Brian Sanford, formerly of Warren Township, is IFD's new chief and says he's already working with the city on possible fixes.

He says the current IFD levels are obviously lacking compared to his overtime budget at Warren Township.

"Now we were a much smaller department, but our overtime budget was $100-thousand dollars for the entire department," said Sanford.

$100-thousand dollars for a small township. Yet for 2008, former city administrators only budgeted $150-thousand in overtime at IFD. A department 40 short of the 980-firefighters needed on the street.

"We've just created a monster. We've known that's been there," said Reeves of the under-funded budget.

Public Safety Director, Scott Newman agrees. In April he severely criticized the previous administration.

"This budget was designed for failure. It was doomed to fail from the beginning. This budget was a phony and it lacked public accountability."

It's now projected IFD's overtime budget will top $3-point-4-million, much of it fueled by firefighters working emergency fill-in shifts.  

But 13 Investigates has found something else sparking overtime:  a "well guarded" perk to reduce the work week called "Kelly Days".
 
Instead of firefighters working 56-hours a week, they now work 48.   
    
"Kelly Days is a safety issue. When you work 56 hours a week you never get that break. We're no longer just killing ourselves time and time again. Every 3-weeks you get an extra day off."

But at IFD where the ranks are 40-short, records show "Kelly Days" pushing overtime.

Consider this:  IFD can only leave up to 6-firefighter positions unfilled each day before overtime kicks in.

On a single shift at IFD Battalion 1 "C" Shift records showed the connection.

May 9, 2008, six firefighters on Kelly Days create six overtime slots.

May 18th, 2008 Kelly Days were on the schedule for eleven firefighters.  Two other firefighters were called back on O.T.

And again on June 29, 2008.  Thirteen Kelly Days assigned and two firefighters called in for overtime.

"This firefighter is off on Kelly Day and they had to put an O.T. person in that spot," confirmed Chief Stovall reviewing the records 13 Investigates brought to his attention.

So while one firefighter gets a "Kelly Day" in the name of safety, another is possibly put  at risk by working a second 24-hour shift.

"You can't work more than 48-hours in a row. We force you to take time off. That's not a national standard, that's common sense standard. We don't want to hurt our people," Reeves said emphatically.

IFD does not allow "line firefighters" to work overtime on Kelly Days.     

But Battalion Chiefs can with straight pay, but only six times a year.
 
With a total of 17-Kelly Days a year for each firefighter, 13 Investigates asked Fire officials if the city is saving money.

According to Chief Stovall, they don't know. "I do not have a number for that," said Stovall.  

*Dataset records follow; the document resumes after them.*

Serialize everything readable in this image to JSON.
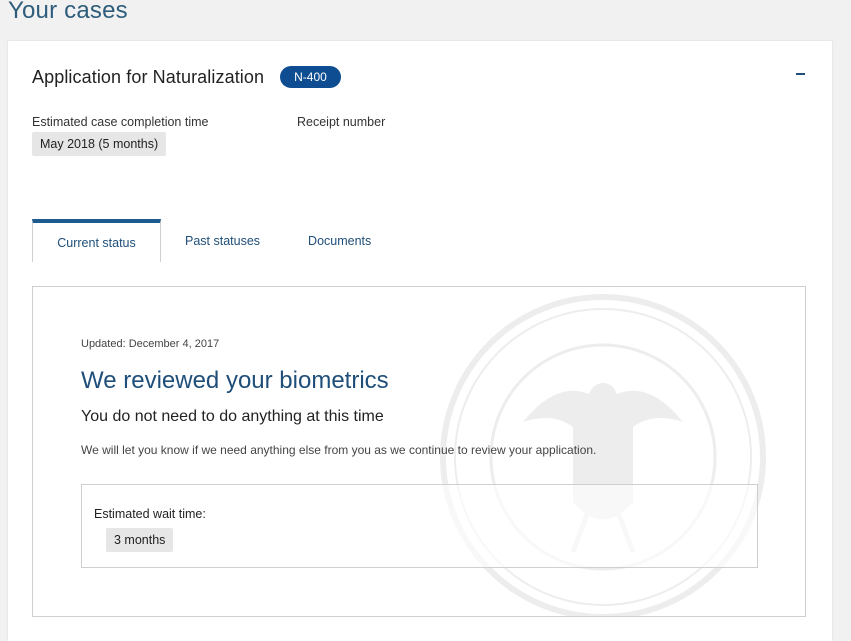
{
  "page": {
    "title": "Your cases"
  },
  "case": {
    "title": "Application for Naturalization",
    "form_badge": "N-400",
    "collapse_symbol": "−",
    "estimated_completion_label": "Estimated case completion time",
    "estimated_completion_value": "May 2018 (5 months)",
    "receipt_number_label": "Receipt number"
  },
  "tabs": [
    {
      "label": "Current status",
      "active": true
    },
    {
      "label": "Past statuses",
      "active": false
    },
    {
      "label": "Documents",
      "active": false
    }
  ],
  "status": {
    "updated": "Updated: December 4, 2017",
    "title": "We reviewed your biometrics",
    "subtitle": "You do not need to do anything at this time",
    "description": "We will let you know if we need anything else from you as we continue to review your application.",
    "wait_label": "Estimated wait time:",
    "wait_value": "3 months"
  },
  "colors": {
    "accent": "#1f4e79",
    "badge": "#0f4d92",
    "tab_active_border": "#1d5a8e"
  },
  "icons": {
    "seal": "dhs-seal-watermark",
    "collapse": "minus-icon"
  }
}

"It may be a wash," added Union President Reeves.

Stovall says the last analysis for Kelly Days and overtime was more than 10-years ago. The department adopted the Kelly Day system in 1992.

IFD now pays for a total of 15,317 Kelly Days a year.

For one 24-hour shift, an average 3-year firefighter earns just over $500.  Using that number as a department-wide average, 13 Investigates calculates $7.6 million in Kelly Days based on 901 firefighters eligible for the benefit.  

But it's unclear how much of the department's overtime budget is used to cover gaps caused by 27 new hires on the street this fall will help alleviate some of the staffing issues.   But the department will still see manpower shortages of 15 or more depending on the number of retirements.   
     
But one thing's clear,  the union says don't expect budget solutions at the expense of Kelly Days. It's a high price for safety.